Generally, I want to pursue a strategy of optimistic iteration here rather than exhaustive. Because we're going to end up with an iteration construct around all of this to handle cross-pass cases anyways, and we can rely on that handling hard to spot cases. The focus here should be to quickly find as my opportunities as we can without too much waste.

For example, the current inliner does another scan of the entire function every time anything gets inlined. This basically doubles the cost as we do a full run of computing inline cost and not inlining anything. Then we pop out to the devirt iteration and in some cases re-run it ... again....

I have a good idea of how to handle the majority of easy cases here though by looking at the users of inlined calls when they are inlined. But it'll require a bit of work and threading things through as well as more test cases so i'd like to circle back to it.

915 ↗(On Diff #81552)

All of this stemmed from an intermediate state where I tried to actually delete the function here.

Now that it is fully deferred, I can directly put it in the queue above when we discover it. This avoids the duplicated predicate and this extra loop, etc.
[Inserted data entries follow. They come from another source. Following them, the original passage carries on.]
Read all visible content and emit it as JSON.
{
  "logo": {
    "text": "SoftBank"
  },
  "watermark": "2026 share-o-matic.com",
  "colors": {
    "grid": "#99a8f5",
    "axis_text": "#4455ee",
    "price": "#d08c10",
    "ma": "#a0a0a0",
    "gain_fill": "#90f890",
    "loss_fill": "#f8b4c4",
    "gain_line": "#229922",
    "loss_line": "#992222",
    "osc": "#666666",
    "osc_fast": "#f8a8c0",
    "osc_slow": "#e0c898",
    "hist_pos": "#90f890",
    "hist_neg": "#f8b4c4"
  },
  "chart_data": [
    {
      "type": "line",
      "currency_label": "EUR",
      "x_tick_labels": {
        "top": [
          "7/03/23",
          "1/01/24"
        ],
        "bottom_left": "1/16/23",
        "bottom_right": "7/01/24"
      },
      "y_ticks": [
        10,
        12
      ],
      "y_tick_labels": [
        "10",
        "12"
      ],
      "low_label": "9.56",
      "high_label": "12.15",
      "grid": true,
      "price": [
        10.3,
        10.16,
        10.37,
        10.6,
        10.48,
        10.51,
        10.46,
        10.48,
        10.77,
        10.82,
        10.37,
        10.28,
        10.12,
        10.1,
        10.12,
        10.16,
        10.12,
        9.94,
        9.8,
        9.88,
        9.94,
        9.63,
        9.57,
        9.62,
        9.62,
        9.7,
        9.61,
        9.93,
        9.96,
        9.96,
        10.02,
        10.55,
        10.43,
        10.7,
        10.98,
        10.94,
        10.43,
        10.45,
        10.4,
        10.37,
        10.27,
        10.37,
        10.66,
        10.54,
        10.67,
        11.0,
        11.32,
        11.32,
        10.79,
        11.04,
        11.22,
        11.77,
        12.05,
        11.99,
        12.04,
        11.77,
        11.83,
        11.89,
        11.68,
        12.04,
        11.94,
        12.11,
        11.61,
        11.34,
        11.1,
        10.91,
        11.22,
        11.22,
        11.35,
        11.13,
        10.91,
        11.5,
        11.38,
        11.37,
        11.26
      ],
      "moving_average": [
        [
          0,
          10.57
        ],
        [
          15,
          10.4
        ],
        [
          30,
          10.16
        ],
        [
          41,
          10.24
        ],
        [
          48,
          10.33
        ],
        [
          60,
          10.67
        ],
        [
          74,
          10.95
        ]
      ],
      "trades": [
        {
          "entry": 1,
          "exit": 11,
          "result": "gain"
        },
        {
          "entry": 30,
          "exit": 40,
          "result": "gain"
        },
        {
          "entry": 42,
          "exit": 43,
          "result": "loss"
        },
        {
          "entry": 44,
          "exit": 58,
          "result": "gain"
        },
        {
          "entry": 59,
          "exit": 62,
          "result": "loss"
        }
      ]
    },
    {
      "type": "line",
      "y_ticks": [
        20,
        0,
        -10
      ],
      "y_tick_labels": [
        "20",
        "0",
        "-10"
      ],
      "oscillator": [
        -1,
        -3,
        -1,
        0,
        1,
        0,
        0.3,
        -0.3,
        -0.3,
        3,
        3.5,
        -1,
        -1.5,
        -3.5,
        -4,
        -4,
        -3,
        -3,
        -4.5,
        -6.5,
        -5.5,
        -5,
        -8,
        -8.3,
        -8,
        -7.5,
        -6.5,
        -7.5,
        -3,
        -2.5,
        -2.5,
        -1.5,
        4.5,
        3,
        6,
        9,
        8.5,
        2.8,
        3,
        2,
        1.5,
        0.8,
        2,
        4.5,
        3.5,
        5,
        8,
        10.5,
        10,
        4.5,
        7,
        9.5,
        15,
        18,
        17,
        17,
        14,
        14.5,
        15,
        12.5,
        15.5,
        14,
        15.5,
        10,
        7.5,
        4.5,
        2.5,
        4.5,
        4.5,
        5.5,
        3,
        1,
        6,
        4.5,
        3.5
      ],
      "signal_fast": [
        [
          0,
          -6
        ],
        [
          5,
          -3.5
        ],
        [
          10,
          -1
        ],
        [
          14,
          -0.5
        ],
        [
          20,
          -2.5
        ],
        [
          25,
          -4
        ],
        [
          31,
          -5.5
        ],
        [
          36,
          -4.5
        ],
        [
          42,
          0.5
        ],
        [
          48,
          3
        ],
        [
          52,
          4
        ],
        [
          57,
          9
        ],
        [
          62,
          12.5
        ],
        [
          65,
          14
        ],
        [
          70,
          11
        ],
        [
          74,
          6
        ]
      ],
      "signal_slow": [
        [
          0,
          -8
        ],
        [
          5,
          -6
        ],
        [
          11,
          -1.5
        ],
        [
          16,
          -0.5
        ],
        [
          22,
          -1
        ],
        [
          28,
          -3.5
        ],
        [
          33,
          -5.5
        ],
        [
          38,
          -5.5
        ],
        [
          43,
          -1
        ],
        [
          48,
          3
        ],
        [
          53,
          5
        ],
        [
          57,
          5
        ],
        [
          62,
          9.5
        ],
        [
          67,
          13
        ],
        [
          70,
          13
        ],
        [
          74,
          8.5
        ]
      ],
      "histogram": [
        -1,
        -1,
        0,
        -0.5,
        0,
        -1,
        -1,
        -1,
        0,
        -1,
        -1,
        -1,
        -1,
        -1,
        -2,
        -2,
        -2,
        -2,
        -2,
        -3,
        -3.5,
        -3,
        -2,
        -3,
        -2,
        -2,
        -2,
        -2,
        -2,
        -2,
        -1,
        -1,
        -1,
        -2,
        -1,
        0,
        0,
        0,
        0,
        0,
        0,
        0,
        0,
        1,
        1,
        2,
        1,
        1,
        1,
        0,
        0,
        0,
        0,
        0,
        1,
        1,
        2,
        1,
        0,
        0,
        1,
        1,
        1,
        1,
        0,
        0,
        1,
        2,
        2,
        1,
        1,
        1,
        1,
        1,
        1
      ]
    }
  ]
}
I've switched to a vector and added the assert because yea, we can't inline the same call twice and have it become dead both times. =] At least, not unless there is some really cool reincarnation going on here...

LGTM!

lib/Transforms/IPO/Inliner.cpp
808 ↗(On Diff #81552)

Ah, okay; I missed the &.

This revision was automatically updated to reflect the committed changes.